The daughter of a prosperous shopkeeper in the town, Mother grew up with lamps and a servant. Pretty and outgoing, wooed by the sons of rich merchants with tall houses and taller ships, she married the farmer’s son, Stanley Williams, for love.

‘I could have been a wealthy woman with a carriage,’ Mother will say, with a small, resigned smile.

Father never has anything to say on the topic of his wife’s provenance. His soft, proud eyes tell their story, however.

‘No, it were more than cleaning out muck.’ Father returns the conversation to Grandmother. ‘The labourers and the cottagers would come for potions and herbs and go home happy.’

‘Superstitious and uneducated.’ Mother bends closer to her sewing.

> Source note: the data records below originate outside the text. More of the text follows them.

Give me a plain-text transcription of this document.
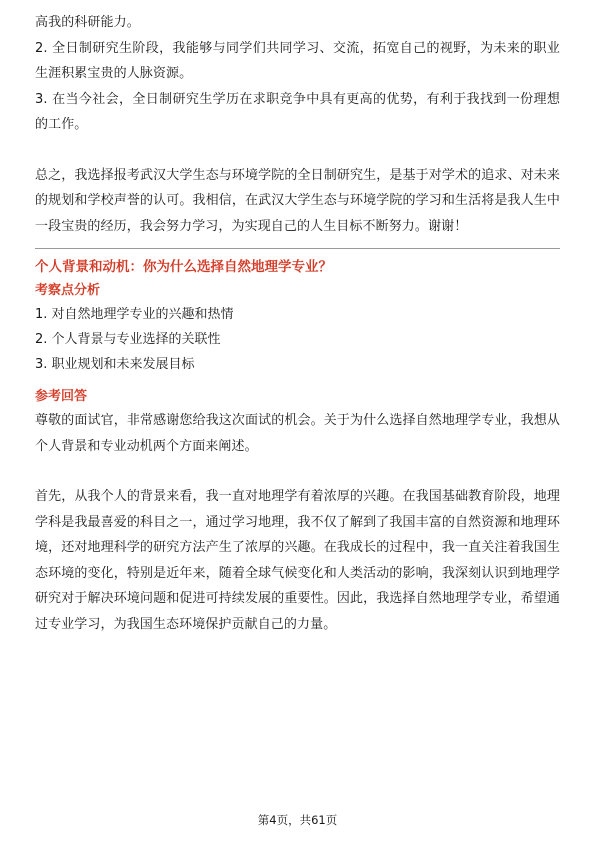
高我的科研能力。

2. 全日制研究生阶段，我能够与同学们共同学习、交流，拓宽自己的视野，为未来的职业生涯积累宝贵的人脉资源。

3. 在当今社会，全日制研究生学历在求职竞争中具有更高的优势，有利于我找到一份理想的工作。

总之，我选择报考武汉大学生态与环境学院的全日制研究生，是基于对学术的追求、对未来的规划和学校声誉的认可。我相信，在武汉大学生态与环境学院的学习和生活将是我人生中一段宝贵的经历，我会努力学习，为实现自己的人生目标不断努力。谢谢！

个人背景和动机：你为什么选择自然地理学专业？

考察点分析

1. 对自然地理学专业的兴趣和热情

2. 个人背景与专业选择的关联性

3. 职业规划和未来发展目标

参考回答

尊敬的面试官，非常感谢您给我这次面试的机会。关于为什么选择自然地理学专业，我想从个人背景和专业动机两个方面来阐述。

首先，从我个人的背景来看，我一直对地理学有着浓厚的兴趣。在我国基础教育阶段，地理学科是我最喜爱的科目之一，通过学习地理，我不仅了解到了我国丰富的自然资源和地理环境，还对地理科学的研究方法产生了浓厚的兴趣。在我成长的过程中，我一直关注着我国生态环境的变化，特别是近年来，随着全球气候变化和人类活动的影响，我深刻认识到地理学研究对于解决环境问题和促进可持续发展的重要性。因此，我选择自然地理学专业，希望通过专业学习，为我国生态环境保护贡献自己的力量。

第4页，共61页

‘You’d never say so if you saw the time she cured the little girl of a deathly fever which had the child shaking hard as wheat in a wind, and the same colour too.’

Hester has heard the story many times.

‘I would love to do the same as Grandma,’ she says. ‘To heal children with my cures.’ Where did the thought come from? Expressed so vividly too, like a long-harboured wish abruptly set free. She strokes the waistcoat and her breath catches.

Of course. When she first met the man he told her about meadow flowers and how they heal fevers and colds. Asking him to teach her about flowers will surely make his hard eyes kinder. Better than asking about river nymphs. He can’t tell her flowers come from her wild imagination.

Father nods, opens his mouth to speak, and is cut short by Mother.

‘Your future is as a good wife and mother,’ she says. ‘What you need to learn are the skills and manners you need to marry well.’ She glances up to ensure she has Hester’s attention. ‘There’s enough to do here, Daughter, without you wasting time brewing futile potions.’

Hester hauls her thoughts back to the kitchen and nods, obedient to the oft-stated idea she will be wooed by those merchant sons her mother spurned. Yet, the notion of following in Grandmother’s steps, lingers, warming her stomach as the fire warms her feet. Picking up a pearl button, she positions it on the yellow brocade. There is a sadness to touching the stiff material. The man will wear it and be none the wiser Hester sewed the buttons. If he knew, he would understand she isn’t fey, or mad. She is ordinary and does ordinary things like sewing buttons.